If we can set aside what looks like a mere prejudice against the social sciences, I think we can find in this passage some useful wisdom. In a sense, Stephen Pinker is right: Science is not the enemy of the humanities. Rather, the sciences and the humanities share a common enemy: an educational system that, despite its ceaseless rote invocations of the value of "critical thinking"—overwhelmingly evades the "severities" that might equip people to deal seriously with the world and its manifold challenges. A rigorous education in any field challenges its students: it doesn't let them get away with easy answers; it doesn't reward "glib examinees"; it forces second and third thoughts; it demands revision and correction, and presses people even to start over from scratch when that's necessary. People trained in this fashion will be ready for surprises, will expect the unexpected, will adapt to circumstances.

And there is one other matter to be considered. It was considered by the anthropologist and essayist Loren Eiseley in what I believe to have been the best response to Snow's lecture, an essay that appeared in The American Scholar in 1964 under the title "The Illusion of the Two Cultures." Eiseley believed that artistic, humanistic, and scientific achievement alike are driven by the power of human imagination—and that the contemporary academy, with its relentless enforcement of disciplinary boundaries and its cult of "professionalism," is draining imaginative power from the sciences:

Happily, the very great in science, or even those unique scientist-artists such as Leonardo, who foreran the emergence of science as an institution, have been singularly free from this folly. Darwin decried it even as he recognized that he had paid a certain price in concentrated specialization for his achievement. Einstein, it is well known, retained a simple sense of wonder; Newton felt like a child playing with pretty shells on a beach. All show a deep humility and an emotional hunger which is the prerogative of the artist. It is with the lesser men, with the institutionalization of method, with the appearance of dogma and mapped-out territories that an unpleasant suggestion of fenced preserves begins to dominate the university atmosphere.

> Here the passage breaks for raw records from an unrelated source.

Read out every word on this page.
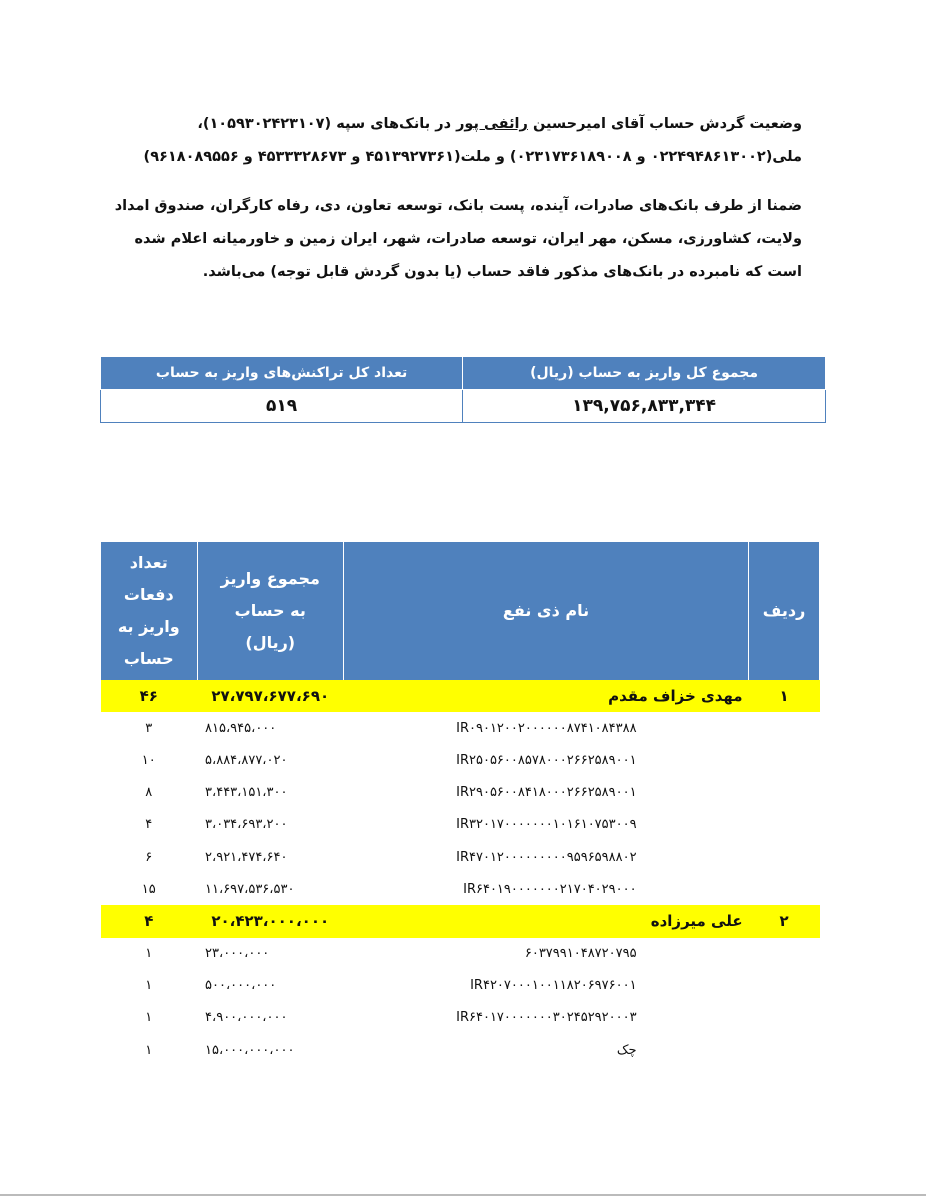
وضعیت گردش حساب آقای امیرحسین رائفی پور در بانک‌های سپه (۱۰۵۹۳۰۲۴۲۳۱۰۷)، ملی(۰۲۲۴۹۴۸۶۱۳۰۰۲ و ۰۲۳۱۷۳۶۱۸۹۰۰۸) و ملت(۴۵۱۳۹۲۷۳۶۱ و ۴۵۳۳۳۲۸۶۷۳ و ۹۶۱۸۰۸۹۵۵۶)
ضمنا از طرف بانک‌های صادرات، آینده، پست بانک، توسعه تعاون، دی، رفاه کارگران، صندوق امداد ولایت، کشاورزی، مسکن، مهر ایران، توسعه صادرات، شهر، ایران زمین و خاورمیانه اعلام شده است که نامبرده در بانک‌های مذکور فاقد حساب (یا بدون گردش قابل توجه) می‌باشد.
مجموع کل واریز به حساب (ریال)	تعداد کل تراکنش‌های واریز به حساب
۱۳۹,۷۵۶,۸۳۳,۳۴۴	۵۱۹
ردیف	نام ذی نفع	مجموع واریز به حساب (ریال)	تعداد دفعات واریز به حساب
۱	مهدی خزاف مقدم	۲۷،۷۹۷،۶۷۷،۶۹۰	۴۶
	IR۰۹۰۱۲۰۰۲۰۰۰۰۰۰۸۷۴۱۰۸۴۳۸۸	۸۱۵،۹۴۵،۰۰۰	۳
	IR۲۵۰۵۶۰۰۸۵۷۸۰۰۰۲۶۶۲۵۸۹۰۰۱	۵،۸۸۴،۸۷۷،۰۲۰	۱۰
	IR۲۹۰۵۶۰۰۸۴۱۸۰۰۰۲۶۶۲۵۸۹۰۰۱	۳،۴۴۳،۱۵۱،۳۰۰	۸
	IR۳۲۰۱۷۰۰۰۰۰۰۰۱۰۱۶۱۰۷۵۳۰۰۹	۳،۰۳۴،۶۹۳،۲۰۰	۴
	IR۴۷۰۱۲۰۰۰۰۰۰۰۰۰۹۵۹۶۵۹۸۸۰۲	۲،۹۲۱،۴۷۴،۶۴۰	۶
	IR۶۴۰۱۹۰۰۰۰۰۰۰۲۱۷۰۴۰۲۹۰۰۰	۱۱،۶۹۷،۵۳۶،۵۳۰	۱۵
۲	علی میرزاده	۲۰،۴۲۳،۰۰۰،۰۰۰	۴
	۶۰۳۷۹۹۱۰۴۸۷۲۰۷۹۵	۲۳،۰۰۰،۰۰۰	۱
	IR۴۲۰۷۰۰۰۱۰۰۱۱۸۲۰۶۹۷۶۰۰۱	۵۰۰،۰۰۰،۰۰۰	۱
	IR۶۴۰۱۷۰۰۰۰۰۰۰۳۰۲۴۵۲۹۲۰۰۰۳	۴،۹۰۰،۰۰۰،۰۰۰	۱
	چک	۱۵،۰۰۰،۰۰۰،۰۰۰	۱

In a passage that has become even more powerful and relevant in the intervening decades, Eiseley comments that "it is one of the disadvantages of big science, just as it is of big government, that the availability of huge sums attracts a swarm of elbowing and contentious men to whom great dreams are less than protected hunting preserves." And in what seems to me the key point in the essay, he writes that in the money-driven world of "big science,"

some minds exhibit an almost instinctive hostility toward the mere attempt to wonder, or to ask what lies below that microcosmic world out of which emerge the particles that compose our bodies, and that now take on this wraithlike quality.
Is there something here we fear to face, except when clothed in safely sterilized professional speech? Have we grown reluctant in the age of power to admit mystery and beauty into our thoughts, or to learn where power ceases?

If I were ever rich enough to endow a science building at a university, I would insist that that last sentence be engraved over its doors.